I'm planning to buy a Stihl SR200 backpack sprayer for mosquito control. I found a private seller on Facebook, who is selling all new Stihl equipment a little bit cheaper than a dealership price. For an SR200 he asks for $377 versus $400 in the dealership ($426 plus taxes) which translates to $50 savings, but since he is not an official dealer he cannot offer an official warranty.
My question is how reliable is the Stihl SR200 and how good is the warranty and if it worths $50?


----------



## M5Pilot (Jun 12, 2019)

I have a lot of Stihl products including the SR430 backpack sprayer because it comes with an engine-driven pump already installed to get higher up into the trees. If it were me I'd buy from the dealer because it already comes with a 2-year warranty and if you buy a 6 pack of 1-gallon oil mix, they double the warranty to 4 years. However, as a homeowner, I've never had to take any of my Stihl products in for warranty work. Call around too as they usually will come off the MSRP I've found.


----------



## Gilley11 (Nov 3, 2019)

That's not a good enough deal to not get a warranty. For me personally he'd have to be at $300 or better.
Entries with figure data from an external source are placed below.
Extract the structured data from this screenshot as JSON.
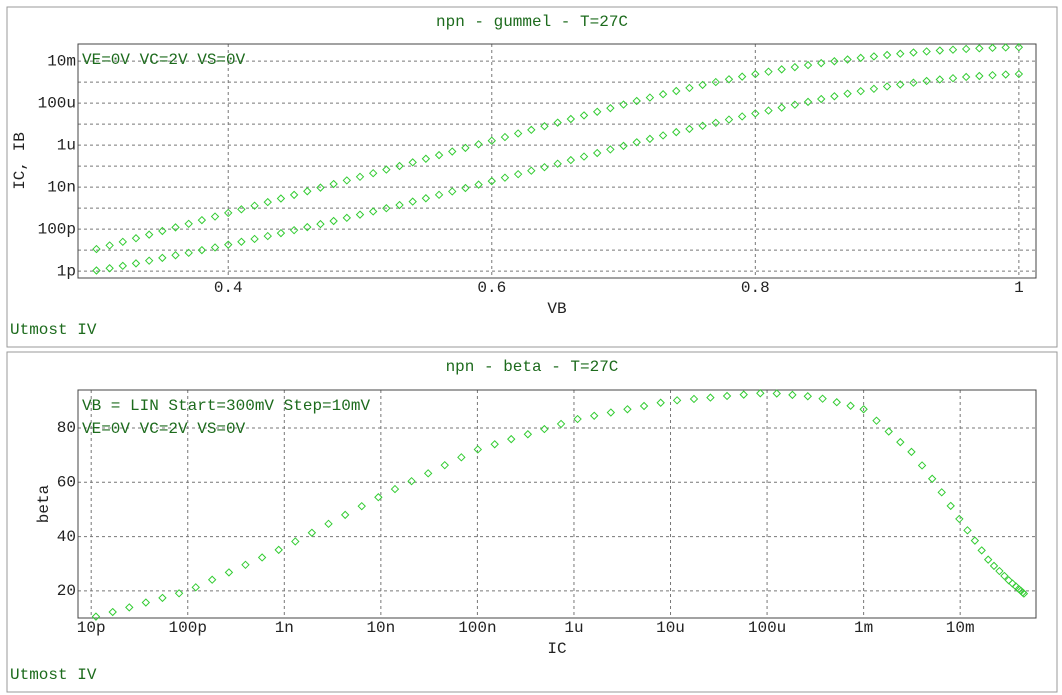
{
  "chart_data": [
    {
      "type": "scatter",
      "title": "npn - gummel - T=27C",
      "xlabel": "VB",
      "ylabel": "IC, IB",
      "footer": "Utmost IV",
      "annotations": [
        "VE=0V VC=2V VS=0V"
      ],
      "x": [
        0.3,
        0.31,
        0.32,
        0.33,
        0.34,
        0.35,
        0.36,
        0.37,
        0.38,
        0.39,
        0.4,
        0.41,
        0.42,
        0.43,
        0.44,
        0.45,
        0.46,
        0.47,
        0.48,
        0.49,
        0.5,
        0.51,
        0.52,
        0.53,
        0.54,
        0.55,
        0.56,
        0.57,
        0.58,
        0.59,
        0.6,
        0.61,
        0.62,
        0.63,
        0.64,
        0.65,
        0.66,
        0.67,
        0.68,
        0.69,
        0.7,
        0.71,
        0.72,
        0.73,
        0.74,
        0.75,
        0.76,
        0.77,
        0.78,
        0.79,
        0.8,
        0.81,
        0.82,
        0.83,
        0.84,
        0.85,
        0.86,
        0.87,
        0.88,
        0.89,
        0.9,
        0.91,
        0.92,
        0.93,
        0.94,
        0.95,
        0.96,
        0.97,
        0.98,
        0.99,
        1
      ],
      "series": [
        {
          "color": "#33cc33",
          "values": [
            1.12e-11,
            1.67e-11,
            2.48e-11,
            3.68e-11,
            5.47e-11,
            8.13e-11,
            1.21e-10,
            1.79e-10,
            2.67e-10,
            3.96e-10,
            5.89e-10,
            8.75e-10,
            1.3e-09,
            1.93e-09,
            2.87e-09,
            4.27e-09,
            6.34e-09,
            9.42e-09,
            1.4e-08,
            2.08e-08,
            3.09e-08,
            4.59e-08,
            6.82e-08,
            1.01e-07,
            1.51e-07,
            2.24e-07,
            3.33e-07,
            4.94e-07,
            7.35e-07,
            1.09e-06,
            1.62e-06,
            2.41e-06,
            3.58e-06,
            5.32e-06,
            7.91e-06,
            1.17e-05,
            1.75e-05,
            2.59e-05,
            3.85e-05,
            5.73e-05,
            8.51e-05,
            0.000126,
            0.000183,
            0.000264,
            0.000376,
            0.000527,
            0.000733,
            0.001,
            0.00136,
            0.00182,
            0.0024,
            0.00313,
            0.00403,
            0.00513,
            0.00644,
            0.00798,
            0.0098,
            0.0119,
            0.0142,
            0.0167,
            0.0195,
            0.0224,
            0.0255,
            0.0287,
            0.0318,
            0.0348,
            0.0378,
            0.0404,
            0.0426,
            0.0444,
            0.0457
          ]
        },
        {
          "color": "#33cc33",
          "values": [
            1.07e-12,
            1.37e-12,
            1.78e-12,
            2.34e-12,
            3.14e-12,
            4.26e-12,
            5.68e-12,
            7.43e-12,
            9.96e-12,
            1.34e-11,
            1.82e-11,
            2.49e-11,
            3.4e-11,
            4.66e-11,
            6.42e-11,
            8.9e-11,
            1.24e-10,
            1.73e-10,
            2.43e-10,
            3.44e-10,
            4.88e-10,
            6.92e-10,
            9.86e-10,
            1.4e-09,
            2.04e-09,
            2.95e-09,
            4.29e-09,
            6.21e-09,
            9.02e-09,
            1.31e-08,
            1.92e-08,
            2.81e-08,
            4.12e-08,
            6.04e-08,
            8.86e-08,
            1.3e-07,
            1.93e-07,
            2.84e-07,
            4.19e-07,
            6.21e-07,
            9.17e-07,
            1.36e-06,
            1.98e-06,
            2.88e-06,
            4.14e-06,
            5.89e-06,
            8.31e-06,
            1.15e-05,
            1.64e-05,
            2.31e-05,
            3.21e-05,
            4.4e-05,
            6.09e-05,
            8.37e-05,
            0.000114,
            0.000156,
            0.000211,
            0.000281,
            0.000369,
            0.000479,
            0.000619,
            0.000767,
            0.000934,
            0.00113,
            0.00133,
            0.00153,
            0.00175,
            0.00195,
            0.00213,
            0.00229,
            0.00241
          ]
        }
      ],
      "xlim": [
        0.286,
        1.013
      ],
      "xticks": [
        0.4,
        0.6,
        0.8,
        1
      ],
      "ylog": true,
      "ylim": [
        4.7e-13,
        0.065
      ],
      "yticks": [
        {
          "value": 1e-12,
          "label": "1p"
        },
        {
          "value": 1e-10,
          "label": "100p"
        },
        {
          "value": 1e-08,
          "label": "10n"
        },
        {
          "value": 1e-06,
          "label": "1u"
        },
        {
          "value": 0.0001,
          "label": "100u"
        },
        {
          "value": 0.01,
          "label": "10m"
        }
      ],
      "yminor": [
        1e-11,
        1e-09,
        1e-07,
        1e-05,
        0.001
      ],
      "grid": true
    },
    {
      "type": "scatter",
      "title": "npn - beta - T=27C",
      "xlabel": "IC",
      "ylabel": "beta",
      "footer": "Utmost IV",
      "annotations": [
        "VB = LIN Start=300mV Step=10mV",
        "VE=0V VC=2V VS=0V"
      ],
      "xlog": true,
      "x": [
        1.12e-11,
        1.67e-11,
        2.48e-11,
        3.68e-11,
        5.47e-11,
        8.13e-11,
        1.21e-10,
        1.79e-10,
        2.67e-10,
        3.96e-10,
        5.89e-10,
        8.75e-10,
        1.3e-09,
        1.93e-09,
        2.87e-09,
        4.27e-09,
        6.34e-09,
        9.42e-09,
        1.4e-08,
        2.08e-08,
        3.09e-08,
        4.59e-08,
        6.82e-08,
        1.01e-07,
        1.51e-07,
        2.24e-07,
        3.33e-07,
        4.94e-07,
        7.35e-07,
        1.09e-06,
        1.62e-06,
        2.41e-06,
        3.58e-06,
        5.32e-06,
        7.91e-06,
        1.17e-05,
        1.75e-05,
        2.59e-05,
        3.85e-05,
        5.73e-05,
        8.51e-05,
        0.000126,
        0.000183,
        0.000264,
        0.000376,
        0.000527,
        0.000733,
        0.001,
        0.00136,
        0.00182,
        0.0024,
        0.00313,
        0.00403,
        0.00513,
        0.00644,
        0.00798,
        0.0098,
        0.0119,
        0.0142,
        0.0167,
        0.0195,
        0.0224,
        0.0255,
        0.0287,
        0.0318,
        0.0348,
        0.0378,
        0.0404,
        0.0426,
        0.0444,
        0.0457
      ],
      "series": [
        {
          "color": "#33cc33",
          "values": [
            10.5,
            12.2,
            13.9,
            15.7,
            17.4,
            19.1,
            21.3,
            24.1,
            26.8,
            29.6,
            32.3,
            35.1,
            38.2,
            41.4,
            44.7,
            48,
            51.2,
            54.5,
            57.5,
            60.4,
            63.3,
            66.3,
            69.2,
            72.1,
            74,
            75.9,
            77.7,
            79.6,
            81.5,
            83.3,
            84.5,
            85.7,
            86.9,
            88.1,
            89.3,
            90.2,
            90.7,
            91.2,
            91.8,
            92.3,
            92.8,
            92.7,
            92.2,
            91.7,
            90.8,
            89.5,
            88.2,
            86.9,
            82.7,
            78.7,
            74.8,
            71.2,
            66.2,
            61.3,
            56.3,
            51.3,
            46.5,
            42.3,
            38.5,
            34.9,
            31.5,
            29.2,
            27.3,
            25.5,
            23.9,
            22.7,
            21.6,
            20.7,
            20,
            19.4,
            19
          ]
        }
      ],
      "xlim": [
        7.3e-12,
        0.061
      ],
      "xticks": [
        {
          "value": 1e-11,
          "label": "10p"
        },
        {
          "value": 1e-10,
          "label": "100p"
        },
        {
          "value": 1e-09,
          "label": "1n"
        },
        {
          "value": 1e-08,
          "label": "10n"
        },
        {
          "value": 1e-07,
          "label": "100n"
        },
        {
          "value": 1e-06,
          "label": "1u"
        },
        {
          "value": 1e-05,
          "label": "10u"
        },
        {
          "value": 0.0001,
          "label": "100u"
        },
        {
          "value": 0.001,
          "label": "1m"
        },
        {
          "value": 0.01,
          "label": "10m"
        }
      ],
      "ylim": [
        10,
        94
      ],
      "yticks": [
        20,
        40,
        60,
        80
      ],
      "grid": true
    }
  ]
}
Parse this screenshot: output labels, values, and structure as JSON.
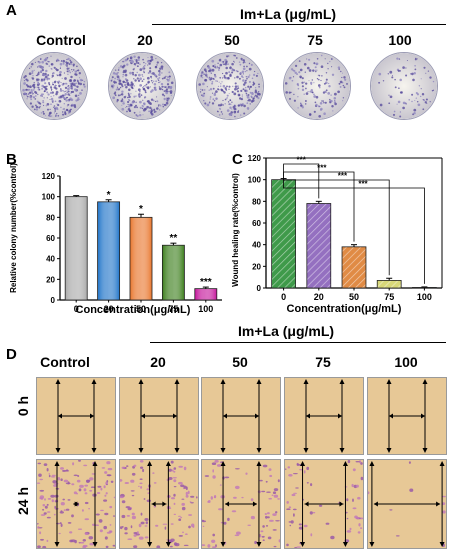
{
  "panelA": {
    "letter": "A",
    "header": "Im+La (μg/mL)",
    "columns": [
      "Control",
      "20",
      "50",
      "75",
      "100"
    ],
    "colony_density": [
      0.95,
      0.85,
      0.7,
      0.35,
      0.18
    ]
  },
  "panelD": {
    "letter": "D",
    "header": "Im+La (μg/mL)",
    "columns": [
      "Control",
      "20",
      "50",
      "75",
      "100"
    ],
    "rows": [
      "0 h",
      "24 h"
    ],
    "gap_24h_fraction": [
      0.12,
      0.24,
      0.46,
      0.55,
      0.9
    ]
  },
  "chart_data": [
    {
      "panel": "B",
      "type": "bar",
      "categories": [
        "0",
        "20",
        "50",
        "75",
        "100"
      ],
      "values": [
        100,
        95,
        80,
        53,
        11
      ],
      "errors": [
        1,
        2,
        3,
        2,
        1.5
      ],
      "significance": [
        "",
        "*",
        "*",
        "**",
        "***"
      ],
      "colors": [
        "#a9a9a9",
        "#1e73c8",
        "#e8742a",
        "#3a7d1a",
        "#c4139a"
      ],
      "xlabel": "Concentration(μg/mL)",
      "ylabel": "Relative colony number(%control)",
      "ylim": [
        0,
        120
      ],
      "yticks": [
        0,
        20,
        40,
        60,
        80,
        100,
        120
      ]
    },
    {
      "panel": "C",
      "type": "bar",
      "categories": [
        "0",
        "20",
        "50",
        "75",
        "100"
      ],
      "values": [
        100,
        78,
        38,
        7,
        0.5
      ],
      "errors": [
        1,
        2,
        2,
        2,
        0.5
      ],
      "colors": [
        "#3f9a4a",
        "#9470c0",
        "#e08b45",
        "#d8d878",
        "#3b6e9e"
      ],
      "comparisons": [
        {
          "from": "0",
          "to": "20",
          "label": "***"
        },
        {
          "from": "0",
          "to": "50",
          "label": "***"
        },
        {
          "from": "0",
          "to": "75",
          "label": "***"
        },
        {
          "from": "0",
          "to": "100",
          "label": "***"
        }
      ],
      "xlabel": "Concentration(μg/mL)",
      "ylabel": "Wound healing rate(%control)",
      "ylim": [
        0,
        120
      ],
      "yticks": [
        0,
        20,
        40,
        60,
        80,
        100,
        120
      ]
    }
  ]
}
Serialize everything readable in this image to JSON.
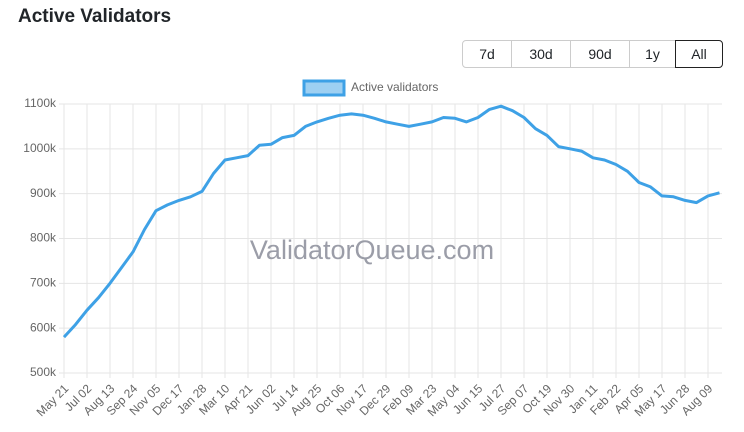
{
  "header": {
    "title": "Active Validators"
  },
  "range_buttons": [
    {
      "label": "7d"
    },
    {
      "label": "30d"
    },
    {
      "label": "90d"
    },
    {
      "label": "1y"
    },
    {
      "label": "All",
      "selected": true
    }
  ],
  "chart_data": {
    "type": "line",
    "watermark": "ValidatorQueue.com",
    "categories": [
      "May 21",
      null,
      "Jul 02",
      null,
      "Aug 13",
      null,
      "Sep 24",
      null,
      "Nov 05",
      null,
      "Dec 17",
      null,
      "Jan 28",
      null,
      "Mar 10",
      null,
      "Apr 21",
      null,
      "Jun 02",
      null,
      "Jul 14",
      null,
      "Aug 25",
      null,
      "Oct 06",
      null,
      "Nov 17",
      null,
      "Dec 29",
      null,
      "Feb 09",
      null,
      "Mar 23",
      null,
      "May 04",
      null,
      "Jun 15",
      null,
      "Jul 27",
      null,
      "Sep 07",
      null,
      "Oct 19",
      null,
      "Nov 30",
      null,
      "Jan 11",
      null,
      "Feb 22",
      null,
      "Apr 05",
      null,
      "May 17",
      null,
      "Jun 28",
      null,
      "Aug 09",
      null
    ],
    "series": [
      {
        "name": "Active validators",
        "color": "#3ea1e6",
        "values": [
          580000,
          608000,
          640000,
          668000,
          700000,
          735000,
          770000,
          820000,
          862000,
          875000,
          885000,
          893000,
          905000,
          945000,
          975000,
          980000,
          985000,
          1008000,
          1010000,
          1025000,
          1030000,
          1050000,
          1060000,
          1068000,
          1075000,
          1078000,
          1075000,
          1068000,
          1060000,
          1055000,
          1050000,
          1055000,
          1060000,
          1070000,
          1068000,
          1060000,
          1070000,
          1088000,
          1095000,
          1085000,
          1070000,
          1045000,
          1030000,
          1005000,
          1000000,
          995000,
          980000,
          975000,
          965000,
          950000,
          925000,
          915000,
          895000,
          893000,
          885000,
          880000,
          895000,
          902000
        ]
      }
    ],
    "ylim": [
      500000,
      1100000
    ],
    "yticks": [
      {
        "value": 500000,
        "label": "500k"
      },
      {
        "value": 600000,
        "label": "600k"
      },
      {
        "value": 700000,
        "label": "700k"
      },
      {
        "value": 800000,
        "label": "800k"
      },
      {
        "value": 900000,
        "label": "900k"
      },
      {
        "value": 1000000,
        "label": "1000k"
      },
      {
        "value": 1100000,
        "label": "1100k"
      }
    ],
    "grid": true,
    "legend": "top"
  }
}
Buying from someone is the same as buying used, even if it's brand new.


----------



## craigdt (Apr 21, 2018)

Just get it from your local Stihl dealer.


----------



## Vocian (May 6, 2020)

Thank you all! I came into same conclusion as well.


----------



## 7474 (Aug 20, 2018)

I have the SR430 for $500, but I'm in Northeast Ohio. Have only used a handful of times. Retails for $660 before tax.


----------



## Vocian (May 6, 2020)

Thank you! Probably the shipping cost is going to be a lot to northern Virginia. Besides, I think SR430 would be an overkill for my yard. I live in a quarter-acre property with no high trees and neither the higher capacity tank nor the longer throwing distance would help me and I have to carry heavier equipment. Maybe a good investment for my next house but I'm not sure when that's going to happen.


----------